[From the molecular genetics of Alport's syndrome to principles of organo-protection in chronic renal diseases].

BACKGROUND

Scarring is known to be the endpoint of most chronic kidney diseases. Therefore, prevention of renal fibrosis is a very important topic. The hereditary type IV collagen disease Alport's syndrome is a rare, but challenging cause of chronic renal fibrosis.

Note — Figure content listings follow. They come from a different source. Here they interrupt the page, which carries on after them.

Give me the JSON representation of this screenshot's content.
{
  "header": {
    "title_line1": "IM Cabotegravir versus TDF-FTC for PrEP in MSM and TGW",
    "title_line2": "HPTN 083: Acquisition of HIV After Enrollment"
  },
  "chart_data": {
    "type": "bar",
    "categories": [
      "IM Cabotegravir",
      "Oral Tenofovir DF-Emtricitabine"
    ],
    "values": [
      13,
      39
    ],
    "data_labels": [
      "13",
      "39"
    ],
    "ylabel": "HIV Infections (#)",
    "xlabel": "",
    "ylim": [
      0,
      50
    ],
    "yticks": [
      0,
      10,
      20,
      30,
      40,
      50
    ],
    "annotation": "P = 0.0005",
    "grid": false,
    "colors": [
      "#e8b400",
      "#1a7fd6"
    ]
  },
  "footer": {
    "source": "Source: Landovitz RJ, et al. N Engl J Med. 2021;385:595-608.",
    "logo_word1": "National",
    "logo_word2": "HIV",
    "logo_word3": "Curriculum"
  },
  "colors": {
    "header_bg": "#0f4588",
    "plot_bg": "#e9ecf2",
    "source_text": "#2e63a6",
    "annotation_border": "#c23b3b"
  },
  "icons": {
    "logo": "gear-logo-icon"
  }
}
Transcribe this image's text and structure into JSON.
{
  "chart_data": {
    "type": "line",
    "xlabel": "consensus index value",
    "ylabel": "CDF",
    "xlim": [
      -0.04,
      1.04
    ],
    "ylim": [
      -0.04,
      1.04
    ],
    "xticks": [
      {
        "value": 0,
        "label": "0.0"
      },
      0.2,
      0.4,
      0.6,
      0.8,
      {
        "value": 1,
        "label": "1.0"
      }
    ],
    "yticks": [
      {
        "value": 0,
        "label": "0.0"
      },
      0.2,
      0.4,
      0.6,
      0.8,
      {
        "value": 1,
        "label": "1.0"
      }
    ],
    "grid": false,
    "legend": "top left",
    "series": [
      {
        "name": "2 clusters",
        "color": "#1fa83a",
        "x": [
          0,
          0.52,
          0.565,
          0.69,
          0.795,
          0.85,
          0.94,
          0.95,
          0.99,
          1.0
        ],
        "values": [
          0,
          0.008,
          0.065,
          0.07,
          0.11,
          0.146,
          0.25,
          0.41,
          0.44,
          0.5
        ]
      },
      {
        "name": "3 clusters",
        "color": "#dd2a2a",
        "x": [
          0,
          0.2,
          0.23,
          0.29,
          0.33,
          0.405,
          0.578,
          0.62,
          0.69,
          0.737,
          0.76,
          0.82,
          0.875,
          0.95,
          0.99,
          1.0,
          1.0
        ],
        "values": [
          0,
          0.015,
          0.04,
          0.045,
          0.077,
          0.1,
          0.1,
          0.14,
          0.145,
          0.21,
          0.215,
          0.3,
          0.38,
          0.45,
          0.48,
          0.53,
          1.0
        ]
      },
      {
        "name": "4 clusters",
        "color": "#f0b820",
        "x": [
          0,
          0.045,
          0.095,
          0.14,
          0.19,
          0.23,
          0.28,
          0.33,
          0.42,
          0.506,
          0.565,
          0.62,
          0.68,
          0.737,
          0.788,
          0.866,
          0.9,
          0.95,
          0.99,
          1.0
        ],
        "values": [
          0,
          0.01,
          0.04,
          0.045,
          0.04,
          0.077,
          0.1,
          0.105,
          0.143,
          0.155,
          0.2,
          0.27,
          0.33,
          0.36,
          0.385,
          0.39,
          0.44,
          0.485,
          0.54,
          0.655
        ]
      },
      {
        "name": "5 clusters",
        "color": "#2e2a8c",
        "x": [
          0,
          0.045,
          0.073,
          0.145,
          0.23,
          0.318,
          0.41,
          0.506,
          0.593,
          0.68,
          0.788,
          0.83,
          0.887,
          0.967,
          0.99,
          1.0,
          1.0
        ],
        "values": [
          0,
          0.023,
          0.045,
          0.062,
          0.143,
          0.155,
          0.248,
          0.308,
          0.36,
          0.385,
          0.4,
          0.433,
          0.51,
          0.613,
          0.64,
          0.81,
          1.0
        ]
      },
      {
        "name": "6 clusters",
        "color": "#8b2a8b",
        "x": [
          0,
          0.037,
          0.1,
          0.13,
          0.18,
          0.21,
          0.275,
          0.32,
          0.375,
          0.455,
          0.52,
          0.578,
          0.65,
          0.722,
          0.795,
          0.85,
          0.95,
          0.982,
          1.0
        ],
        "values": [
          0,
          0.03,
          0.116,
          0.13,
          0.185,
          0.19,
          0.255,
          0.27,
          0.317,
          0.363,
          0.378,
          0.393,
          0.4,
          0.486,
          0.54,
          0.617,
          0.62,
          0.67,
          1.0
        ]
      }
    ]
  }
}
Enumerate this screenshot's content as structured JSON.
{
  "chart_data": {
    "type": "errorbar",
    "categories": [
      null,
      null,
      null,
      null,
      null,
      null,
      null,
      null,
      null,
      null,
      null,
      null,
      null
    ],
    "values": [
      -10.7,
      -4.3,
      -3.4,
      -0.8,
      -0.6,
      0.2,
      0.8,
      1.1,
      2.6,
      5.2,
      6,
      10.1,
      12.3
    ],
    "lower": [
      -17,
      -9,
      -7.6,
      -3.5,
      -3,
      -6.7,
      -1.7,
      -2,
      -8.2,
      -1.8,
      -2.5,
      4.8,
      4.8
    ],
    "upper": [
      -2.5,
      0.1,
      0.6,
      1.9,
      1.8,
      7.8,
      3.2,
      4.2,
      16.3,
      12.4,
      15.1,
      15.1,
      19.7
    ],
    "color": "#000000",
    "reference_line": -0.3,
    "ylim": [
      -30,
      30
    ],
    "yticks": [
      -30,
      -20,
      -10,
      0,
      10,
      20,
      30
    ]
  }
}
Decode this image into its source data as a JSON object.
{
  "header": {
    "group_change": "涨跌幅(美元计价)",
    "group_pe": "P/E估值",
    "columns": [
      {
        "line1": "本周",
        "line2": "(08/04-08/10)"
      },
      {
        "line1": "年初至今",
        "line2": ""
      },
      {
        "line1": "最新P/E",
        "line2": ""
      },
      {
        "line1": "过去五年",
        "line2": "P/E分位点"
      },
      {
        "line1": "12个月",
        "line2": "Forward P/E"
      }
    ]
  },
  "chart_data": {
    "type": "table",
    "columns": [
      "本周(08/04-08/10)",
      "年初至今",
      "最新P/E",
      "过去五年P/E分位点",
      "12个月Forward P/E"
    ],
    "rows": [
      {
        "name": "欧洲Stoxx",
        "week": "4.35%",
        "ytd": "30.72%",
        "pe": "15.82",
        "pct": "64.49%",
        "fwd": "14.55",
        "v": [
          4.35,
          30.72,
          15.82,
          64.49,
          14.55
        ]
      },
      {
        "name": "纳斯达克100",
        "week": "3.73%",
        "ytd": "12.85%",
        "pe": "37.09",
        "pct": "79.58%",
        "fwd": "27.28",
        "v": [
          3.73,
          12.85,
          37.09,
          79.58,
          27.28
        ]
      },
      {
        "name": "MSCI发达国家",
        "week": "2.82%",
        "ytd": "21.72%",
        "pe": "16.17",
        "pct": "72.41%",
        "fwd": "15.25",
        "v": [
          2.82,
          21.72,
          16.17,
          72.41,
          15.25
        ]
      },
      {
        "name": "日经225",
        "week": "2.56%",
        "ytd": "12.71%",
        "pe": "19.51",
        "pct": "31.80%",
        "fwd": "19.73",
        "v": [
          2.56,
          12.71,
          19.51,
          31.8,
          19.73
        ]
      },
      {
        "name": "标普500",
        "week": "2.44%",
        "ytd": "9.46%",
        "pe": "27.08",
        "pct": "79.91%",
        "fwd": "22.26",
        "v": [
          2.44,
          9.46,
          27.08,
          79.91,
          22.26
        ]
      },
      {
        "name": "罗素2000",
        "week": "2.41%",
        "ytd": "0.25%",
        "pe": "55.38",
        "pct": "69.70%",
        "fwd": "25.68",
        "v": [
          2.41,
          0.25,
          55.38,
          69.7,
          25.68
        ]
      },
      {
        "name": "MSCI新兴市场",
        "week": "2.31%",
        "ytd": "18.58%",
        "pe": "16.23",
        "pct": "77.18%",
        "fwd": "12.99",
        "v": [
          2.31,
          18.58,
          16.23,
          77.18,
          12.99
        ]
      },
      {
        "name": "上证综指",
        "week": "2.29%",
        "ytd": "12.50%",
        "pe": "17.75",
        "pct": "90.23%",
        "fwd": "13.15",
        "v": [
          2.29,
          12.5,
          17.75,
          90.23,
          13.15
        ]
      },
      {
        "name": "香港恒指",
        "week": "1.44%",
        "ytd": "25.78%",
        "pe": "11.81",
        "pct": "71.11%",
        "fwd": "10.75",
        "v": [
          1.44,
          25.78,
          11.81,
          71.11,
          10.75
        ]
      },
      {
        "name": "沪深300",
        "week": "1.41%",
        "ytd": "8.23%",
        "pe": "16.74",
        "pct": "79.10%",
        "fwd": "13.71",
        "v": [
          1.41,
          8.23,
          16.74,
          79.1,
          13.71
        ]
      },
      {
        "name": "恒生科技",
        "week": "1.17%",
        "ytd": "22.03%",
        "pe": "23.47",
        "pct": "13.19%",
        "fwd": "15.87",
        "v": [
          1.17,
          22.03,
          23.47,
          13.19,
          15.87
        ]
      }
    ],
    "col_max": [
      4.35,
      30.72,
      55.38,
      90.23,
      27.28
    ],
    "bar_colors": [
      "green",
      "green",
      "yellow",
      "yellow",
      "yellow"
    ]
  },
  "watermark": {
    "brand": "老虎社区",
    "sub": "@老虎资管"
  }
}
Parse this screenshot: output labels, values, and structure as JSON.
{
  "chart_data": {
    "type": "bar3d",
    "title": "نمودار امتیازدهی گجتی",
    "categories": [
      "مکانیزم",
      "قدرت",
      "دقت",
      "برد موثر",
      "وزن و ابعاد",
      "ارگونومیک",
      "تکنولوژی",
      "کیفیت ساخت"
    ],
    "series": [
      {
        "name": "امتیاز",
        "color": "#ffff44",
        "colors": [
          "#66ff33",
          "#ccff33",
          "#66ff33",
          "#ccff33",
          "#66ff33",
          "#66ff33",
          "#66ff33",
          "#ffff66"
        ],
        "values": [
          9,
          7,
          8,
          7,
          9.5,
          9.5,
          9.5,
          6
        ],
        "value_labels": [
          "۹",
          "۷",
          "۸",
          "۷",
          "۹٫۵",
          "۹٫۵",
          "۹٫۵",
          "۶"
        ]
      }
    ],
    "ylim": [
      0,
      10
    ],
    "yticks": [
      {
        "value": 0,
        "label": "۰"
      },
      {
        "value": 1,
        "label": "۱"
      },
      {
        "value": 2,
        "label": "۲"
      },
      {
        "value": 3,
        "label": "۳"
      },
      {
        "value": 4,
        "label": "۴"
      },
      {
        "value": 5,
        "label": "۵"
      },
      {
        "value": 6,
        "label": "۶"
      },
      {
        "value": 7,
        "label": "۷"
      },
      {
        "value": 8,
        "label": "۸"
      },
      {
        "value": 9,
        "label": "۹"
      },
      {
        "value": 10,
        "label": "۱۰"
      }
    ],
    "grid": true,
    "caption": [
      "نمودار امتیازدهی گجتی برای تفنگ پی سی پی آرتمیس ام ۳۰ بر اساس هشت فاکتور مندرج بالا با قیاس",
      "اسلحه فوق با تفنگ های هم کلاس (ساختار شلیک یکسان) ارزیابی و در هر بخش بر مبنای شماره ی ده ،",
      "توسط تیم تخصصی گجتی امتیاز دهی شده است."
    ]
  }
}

PATHOGENESIS OF GLOMERULAR AND INTERSTITIAL RENAL FIBROSIS IN HUMANS

Increasing knowledge about the pathogenesis of Alport's syndrome may help to find principles of nephro-protection in chronic renal diseases. The defect gene in Alport's syndrome causes an altered assembly of extracellular matrix leading to a defect cell-matrix interaction and fibrosis. This scarring is regulated by comparable mechanisms as in diabetic nephropathy or chronic inflammatory renal diseases. NEPHRO-PROTECTION IN ANIMAL MODELS: By using an Alport animal model of chronic renal fibrosis, principles of nephro-protective therapies such as blockade of the renin-angiotensin system or the effect of HMG-CoA reductase inhibitors can be investigated. CURRENT AND FUTURE NEPHRO-PROTECTION IN HUMANS: The same model serves for evaluation of new organo-protective therapies such as vasopeptidase inhibitors, blockade of endothelin, chemokine and collagen receptors as well as stem cell therapy and their potential benefit for patients with chronic renal diseases.